Sacramento cash investors

The Problems With Cash Investors in Sacramento

cash investors in sacramentoI’ve had investors call to ask if I was an “investor friendly” real estate agent. That seems to be such an odd question. You’ve got to wonder why an investor would ask such a thing. Because a Sacramento real estate agent is happy to list or sell a home for any type of person. It doesn’t matter if the person is a corporation, an owner occupant or a celebrity. We’ll do it because that’s our business. So, if a person is asking if we are “investor friendly,” you wonder what that means. I suspect it means they want something out of the ordinary.

When an investor is deliberately seeking out and talking to a Sacramento real estate agent who primarily handles listing — like this Sacramento real estate agent — it means the cash investors in Sacramento expect priority over other offers, and that’s just not gonna happen. To give an investor priority would mean I was breaking my fiduciary with my primary — my seller — and I won’t do it. It doesn’t mean other agents won’t, though, which is why investors ask. Sorry business this is sometimes.

But there are other problems with offers from cash investors in Sacramento. First, when I am representing the seller, and I see an offer from an investor, I look at the agent who delivered the offer. There are agents who are wholly intimidated by investors and the investors can push them around. Maybe it’s because the investors have more money than the agent or perhaps even more experience. Hard to say. But it’s not like the agent is most likely able to sit down and reason with the investor as an agent might do with an owner occupant. Lots of times the investor calls the shots 100% and is in control.

Second, sometimes the offers are written as all-cash and presented as all-cash offers and they are not. I question whether that’s legal. I don’t think it is. But it doesn’t stop them from doing it. Nobody gives a dang what I think. But a cash offer is an offer in which the seller presents proof of funds and those are the proof of funds the investor intends to use to purchase the property. It’s not supposed to be a smoke screen while the investor trots off and acquires a hard-money loan. A hard money loan is not cash. It doesn’t matter that there is no appraisal, it’s not cash. It doesn’t matter that the hard-money lender has always performed in the past for the investor, it’s not cash. Stop presenting hard money loans as cash offers, you guys. It’s a lie. It’s deceiving.

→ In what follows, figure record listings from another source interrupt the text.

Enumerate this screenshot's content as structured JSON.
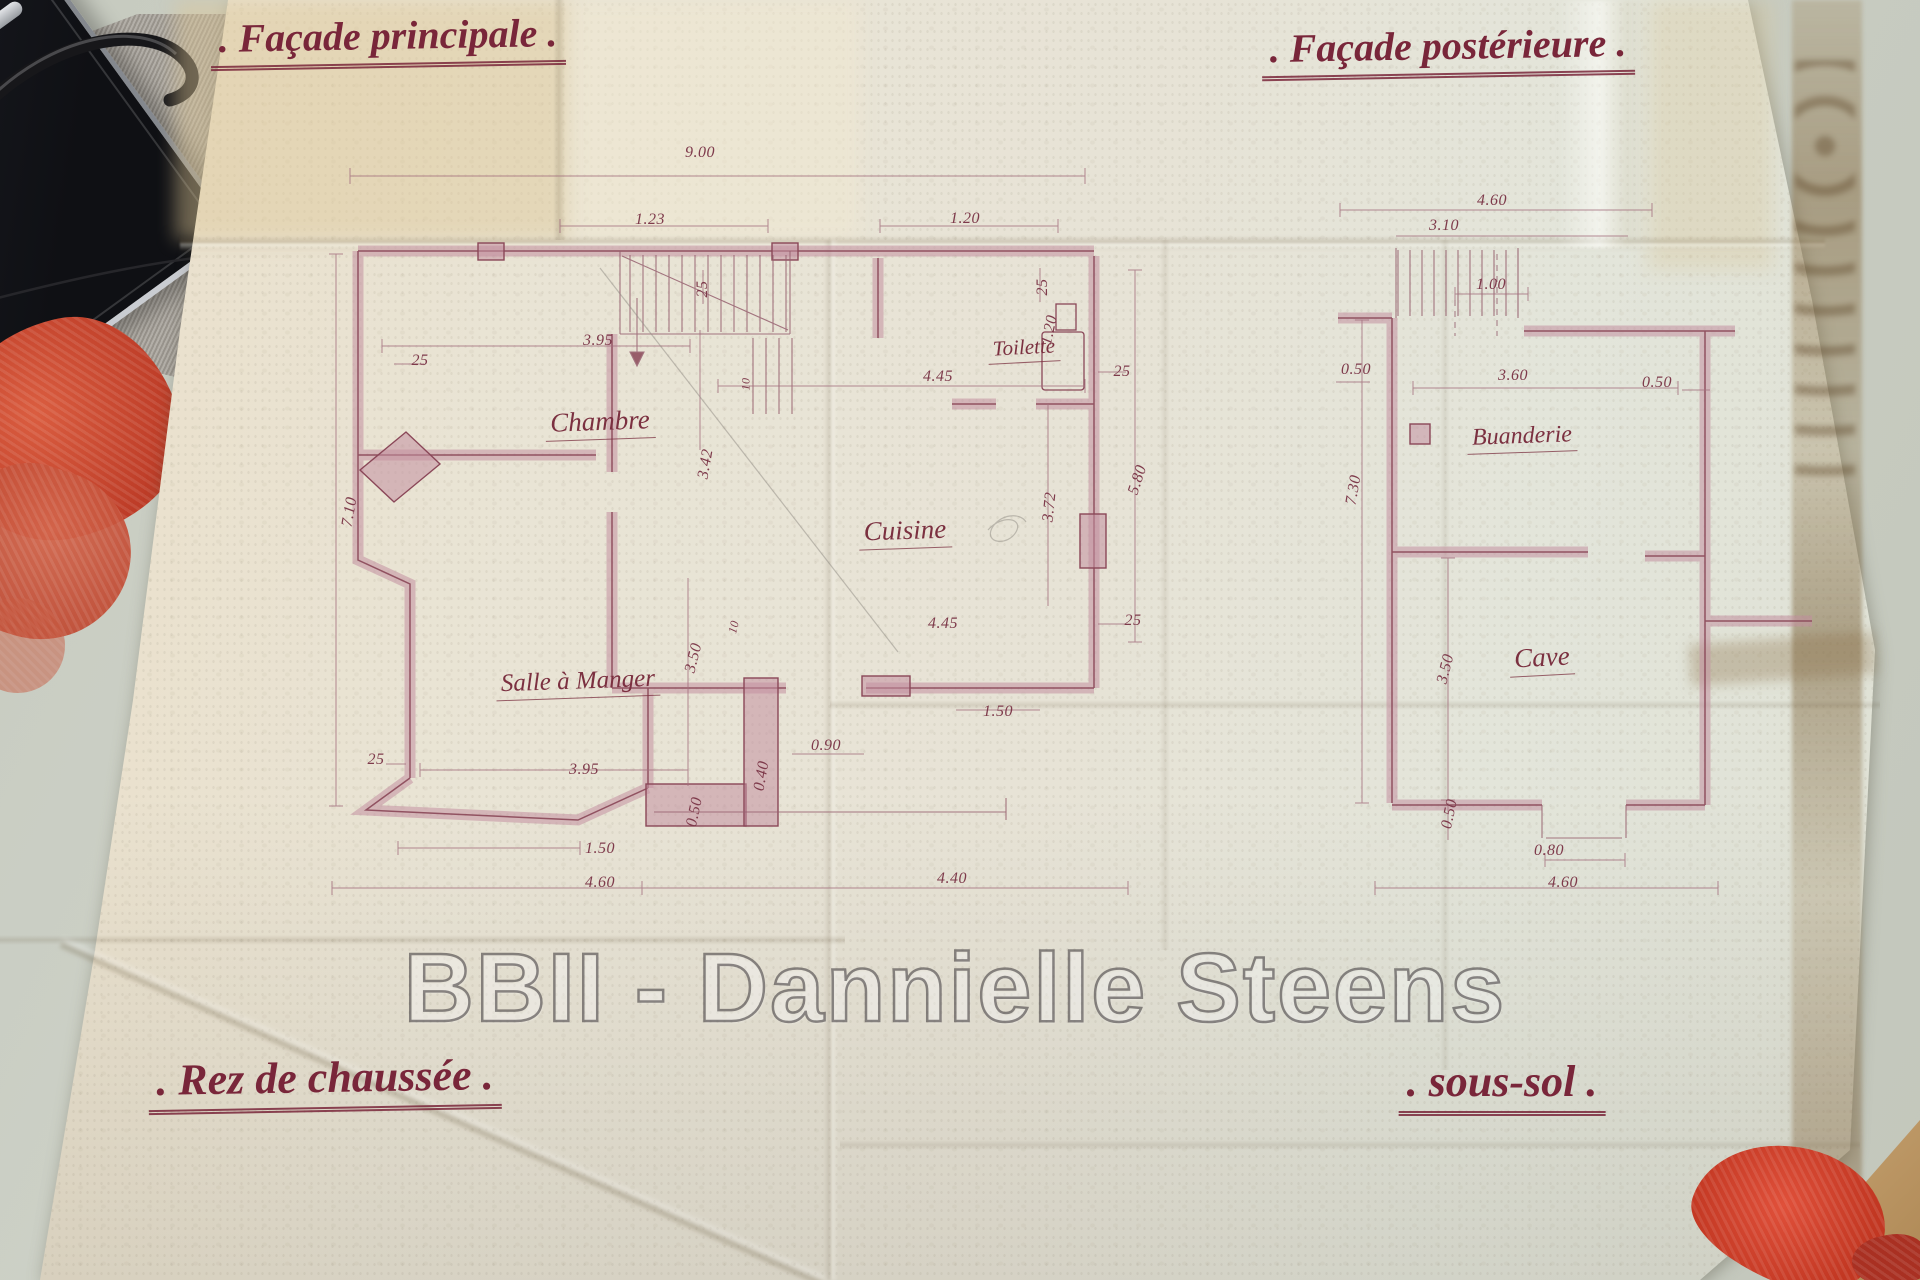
{
  "photo": {
    "watermark": "BBII - Dannielle Steens",
    "titles": {
      "facade_principale": ". Façade principale .",
      "facade_posterieure": ". Façade postérieure .",
      "rez_de_chaussee": ". Rez de chaussée .",
      "sous_sol": ". sous-sol ."
    },
    "ground_floor": {
      "rooms": {
        "chambre": "Chambre",
        "cuisine": "Cuisine",
        "toilette": "Toilette",
        "salle_a_manger": "Salle à Manger"
      },
      "dims": {
        "overall_width": "9.00",
        "bay_window_top": "1.23",
        "wall_top": "25",
        "window_right_top": "1.20",
        "wall_top_right": "25",
        "toilette_depth": "1.20",
        "wall_right": "25",
        "chambre_width": "3.95",
        "wall_left": "25",
        "chambre_depth": "3.42",
        "cuisine_width_top": "4.45",
        "cuisine_depth": "3.72",
        "east_height": "5.80",
        "west_height": "7.10",
        "salle_depth": "3.50",
        "wall_left_low": "25",
        "salle_width": "3.95",
        "bay_corner": "0.50",
        "cuisine_width_bottom": "4.45",
        "wall_right_low": "25",
        "back_door": "0.90",
        "pier_width": "0.40",
        "bay_width": "1.50",
        "terrace_door": "1.50",
        "south_west_width": "4.60",
        "south_east_width": "4.40",
        "offset_a": "10",
        "offset_b": "10"
      }
    },
    "basement": {
      "rooms": {
        "buanderie": "Buanderie",
        "cave": "Cave"
      },
      "dims": {
        "overall_top": "4.60",
        "inner_top": "3.10",
        "stair_opening": "1.00",
        "wall_left": "0.50",
        "inner_width": "3.60",
        "wall_right": "0.50",
        "west_height": "7.30",
        "cave_depth": "3.50",
        "wall_bottom": "0.50",
        "cellar_door": "0.80",
        "overall_bottom": "4.60"
      }
    }
  }
}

If you want to present an offer that looks like cash but is not, it is much better to reserve the right to obtain a hard-money loan. Otherwise, present the offer as cash only if you have the cash and intend to use it. This “reserving the right” works very well on short sales. If an investor presents the offer the other way around, as a hard-money loan with the right to pay all-cash, it weakens the offer in the eyes of the short sale bank. So, an investor can write an all-cash offer, present proof of funds for that cash, and then put a line in the offer that says he or she reserves the right to obtain a hard-money loan. Then, you’ve got disclosure, in my opinion. But I’m not a lawyer and this is not legal advice.

The third problem with all-cash offers from investors is sometimes the investors are writing a bunch of offers at one time, although they can only buy one or two properties. I advise my sellers not to get all excited when we receive an offer from cash investors in Sacramento, especially when the buyer’s agent says he will need the full 72-hours to get us an answer back. If he needs 3 days, he could be buying time for the other offers to respond so he can pick among them.

Which brings me to the fourth problem with all-cash offers. The home inspection. Every home inspection will disclose defects. A cash investor will say he or she is buying the home in its “as is” condition, but as soon as the home inspection is delivered, he or she might comb through it and pull out a number of items, assign a dollar figure, and then ask for a price reduction. Because investors don’t care; it’s just a business transaction to them.

You might read this and wonder why anybody would sell to an investor or that I am dead-set against investors, and that’s not true. I work with investors. Just sayin’, beware.